Norwegian national oil company Statoil ASA (NYSE: STO; Oslo: STL) is making a move to claim a 375,000-net-acre stake in the Bakken and Three Forks tight oil play in North Dakota and Montana via the acquisition of independent producer Brigham Exploration Co., Austin, Texas, (Nasdaq: BEXP) for a total deal value of $4.7 billion.

Statoil will pay US$36.5 per share in an all-cash deal, a 36% premium over an average of the last 30 trading days and 20% above close of trading Oct. 14. Statoil will also assume approximately $300 million of Brigham debt.

"The U.S. unconventional plays hold a substantial resource base and represent an increasingly important part of future energy supplies,” says Statoil president and chief executive Helge Lund. “Entering the Bakken and Three Forks tight oil plays and taking on operatorship represents a new significant step for Statoil.”

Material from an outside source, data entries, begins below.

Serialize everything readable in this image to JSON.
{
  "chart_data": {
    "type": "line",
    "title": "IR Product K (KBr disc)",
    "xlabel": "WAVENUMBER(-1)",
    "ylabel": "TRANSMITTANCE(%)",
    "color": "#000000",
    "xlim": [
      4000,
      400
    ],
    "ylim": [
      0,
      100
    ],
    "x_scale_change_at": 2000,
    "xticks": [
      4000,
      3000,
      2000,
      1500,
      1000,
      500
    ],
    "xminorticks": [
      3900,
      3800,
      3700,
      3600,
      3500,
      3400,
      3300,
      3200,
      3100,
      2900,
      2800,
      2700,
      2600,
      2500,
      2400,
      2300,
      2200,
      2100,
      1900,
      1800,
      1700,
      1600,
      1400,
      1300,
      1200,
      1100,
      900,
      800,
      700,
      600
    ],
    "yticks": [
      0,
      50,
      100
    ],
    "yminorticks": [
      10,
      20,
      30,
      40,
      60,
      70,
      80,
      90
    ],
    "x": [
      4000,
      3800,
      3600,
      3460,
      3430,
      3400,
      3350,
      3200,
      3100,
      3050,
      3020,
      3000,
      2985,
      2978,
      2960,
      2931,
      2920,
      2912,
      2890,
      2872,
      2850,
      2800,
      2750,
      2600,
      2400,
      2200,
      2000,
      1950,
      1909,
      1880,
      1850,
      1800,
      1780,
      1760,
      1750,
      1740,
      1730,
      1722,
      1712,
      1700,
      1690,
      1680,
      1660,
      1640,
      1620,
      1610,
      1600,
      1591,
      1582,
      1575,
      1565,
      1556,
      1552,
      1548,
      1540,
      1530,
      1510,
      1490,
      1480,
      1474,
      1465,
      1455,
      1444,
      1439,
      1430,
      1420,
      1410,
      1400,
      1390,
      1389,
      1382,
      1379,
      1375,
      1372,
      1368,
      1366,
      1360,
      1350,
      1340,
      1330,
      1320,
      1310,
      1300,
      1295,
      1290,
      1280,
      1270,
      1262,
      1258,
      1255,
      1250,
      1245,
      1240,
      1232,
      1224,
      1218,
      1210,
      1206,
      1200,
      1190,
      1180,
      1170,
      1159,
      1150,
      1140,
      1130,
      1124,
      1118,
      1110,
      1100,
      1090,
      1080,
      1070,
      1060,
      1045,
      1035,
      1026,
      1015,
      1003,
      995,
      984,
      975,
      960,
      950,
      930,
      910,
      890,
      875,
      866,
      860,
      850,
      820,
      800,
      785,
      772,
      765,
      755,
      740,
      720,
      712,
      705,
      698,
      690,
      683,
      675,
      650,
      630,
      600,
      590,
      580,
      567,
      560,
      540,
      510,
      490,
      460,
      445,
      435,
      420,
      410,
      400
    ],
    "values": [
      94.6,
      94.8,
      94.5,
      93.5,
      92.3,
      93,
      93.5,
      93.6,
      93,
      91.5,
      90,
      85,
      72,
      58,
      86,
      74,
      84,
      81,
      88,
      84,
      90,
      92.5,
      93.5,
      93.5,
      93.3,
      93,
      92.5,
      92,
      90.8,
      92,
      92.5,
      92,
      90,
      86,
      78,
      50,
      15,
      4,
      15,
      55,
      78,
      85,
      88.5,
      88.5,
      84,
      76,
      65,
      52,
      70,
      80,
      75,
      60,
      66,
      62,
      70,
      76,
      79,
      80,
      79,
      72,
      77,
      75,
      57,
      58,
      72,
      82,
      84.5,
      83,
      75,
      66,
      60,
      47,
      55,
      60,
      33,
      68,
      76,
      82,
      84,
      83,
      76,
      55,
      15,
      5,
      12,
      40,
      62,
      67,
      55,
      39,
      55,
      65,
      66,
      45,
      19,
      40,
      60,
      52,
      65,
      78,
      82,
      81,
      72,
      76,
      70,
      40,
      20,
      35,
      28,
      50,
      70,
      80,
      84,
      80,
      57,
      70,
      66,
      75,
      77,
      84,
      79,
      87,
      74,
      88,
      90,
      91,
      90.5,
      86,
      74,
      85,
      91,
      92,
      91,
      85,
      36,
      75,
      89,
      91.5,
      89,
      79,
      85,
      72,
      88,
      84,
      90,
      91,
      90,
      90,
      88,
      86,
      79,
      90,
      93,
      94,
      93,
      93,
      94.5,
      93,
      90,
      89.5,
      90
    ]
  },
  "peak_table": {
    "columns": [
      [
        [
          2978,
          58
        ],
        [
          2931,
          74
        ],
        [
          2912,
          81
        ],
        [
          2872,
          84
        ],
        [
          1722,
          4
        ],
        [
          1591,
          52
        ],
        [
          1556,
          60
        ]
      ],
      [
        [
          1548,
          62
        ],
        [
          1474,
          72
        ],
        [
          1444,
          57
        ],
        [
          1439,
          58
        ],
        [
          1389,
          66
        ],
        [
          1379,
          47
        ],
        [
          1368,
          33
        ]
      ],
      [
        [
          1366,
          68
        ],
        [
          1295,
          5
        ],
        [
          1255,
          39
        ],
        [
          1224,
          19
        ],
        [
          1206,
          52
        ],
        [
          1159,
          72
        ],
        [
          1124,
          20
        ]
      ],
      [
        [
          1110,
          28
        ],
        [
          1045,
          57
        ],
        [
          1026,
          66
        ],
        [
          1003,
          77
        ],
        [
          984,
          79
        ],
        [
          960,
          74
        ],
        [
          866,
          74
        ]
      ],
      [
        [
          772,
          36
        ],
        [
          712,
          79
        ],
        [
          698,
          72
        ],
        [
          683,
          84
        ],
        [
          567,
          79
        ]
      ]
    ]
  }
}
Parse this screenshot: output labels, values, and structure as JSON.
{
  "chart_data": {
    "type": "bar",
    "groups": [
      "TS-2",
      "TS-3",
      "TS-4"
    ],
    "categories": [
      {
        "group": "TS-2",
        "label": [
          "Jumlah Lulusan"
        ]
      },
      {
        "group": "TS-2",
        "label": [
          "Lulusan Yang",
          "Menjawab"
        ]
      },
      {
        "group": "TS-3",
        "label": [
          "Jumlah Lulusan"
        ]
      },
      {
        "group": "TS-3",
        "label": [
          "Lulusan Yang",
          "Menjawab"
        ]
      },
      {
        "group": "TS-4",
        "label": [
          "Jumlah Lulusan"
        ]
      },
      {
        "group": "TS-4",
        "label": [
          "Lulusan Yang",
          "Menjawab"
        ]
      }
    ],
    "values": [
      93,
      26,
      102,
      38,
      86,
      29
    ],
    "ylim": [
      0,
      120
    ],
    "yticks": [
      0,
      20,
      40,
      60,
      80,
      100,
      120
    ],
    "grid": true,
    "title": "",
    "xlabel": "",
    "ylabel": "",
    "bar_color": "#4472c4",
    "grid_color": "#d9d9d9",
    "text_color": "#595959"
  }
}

Brigham currently holds some 375,800 net acres in the Williston Basin with production of 21,000 barrels of oil per day, with the potential to escalate to 60,000 to 100,000 BOE per day within five years, according to Statoil’s estimates. With 88 North Dakota wells on production, 24-hour initial production rates have averaged 2,800 BOE per day. Brigham operates 12 rigs in the region with 140 wells planned for 2012. Proved reserves year-end 2010 were 68 million BOE.

Caris & Co. analyst Gabriele Sorbara values the deal at $12,533 per acre ($9,929 per acre when backing out production valued at $80,000 per BOE per day), $70.31 per proved BOE, and $223,810 per flowing BOE.

Statoil estimates the risked resource base at 300- to 500 million BOE. Wells Fargo Securities analyst David Tameron estimates Statoil is paying $9 to $15 per barrel on risked resource potential. The Brigham transaction also includes approximately 430 miles of oil, natural gas and water transportation systems centrally located in the Williston Basin.

Brigham has positions in an additional 40,000 acres in the onshore Gulf Coast, the Anadarko Basin and the Permian Basin.

Bud Brigham, Brigham Exploration chairman, president and CEO, says a bigger enterprise with a larger balance sheet will be better positioned to take advantage of the company’s large and growing inventory of Williston Basin drilling locations. “We are excited to see this transaction completed and look forward to having our assets and employees integrate with the Statoil organization and the substantial asset position that they are growing in their U.S. onshore business.”

Statoil holds U.S. positions in both the Marcellus and Eagle Ford shales as well, primarily nonoperated. Lund says the company is positioning to be a leading player in the fast-growing U.S. onshore oil and gas industry.

"Brigham has proven itself as a premier operator with a highly attractive position in the Williston Basin,” says Lund. “We are a strong strategic fit, as both companies put a premium on technological innovation and advancement.”

“The transaction reflects the continued hunger of IOCs (international oil companies) and NOCs for exposure to U.S. shale plays,” says Global Hunter Securities analyst Michael Bodino. “This transaction is a big step for Statoil as they enter the Bakken and take on operatorship.”

Brigham, based in Austin, Texas, has more than 100 employees in Austin and North Dakota. Statoil plans to maintain the Austin office with a retention plan for current employees.

"We are impressed by the performance and technological prowess demonstrated by the employees of Brigham and look forward to further responsible development of these world-class assets. We will build on Brigham's good-neighbor program and continue to engage with local authorities and communities in the Williston Basin area," says Bill Maloney, executive vice president for Statoil in North America.

Closing is expected by the end of the first quarter 2012.

Tudor, Pickering, Holt & Co. Securities Inc. and Goldman, Sachs & Co. are financial advisors to Statoil. Vinson & Elkins LLP is legal advisor.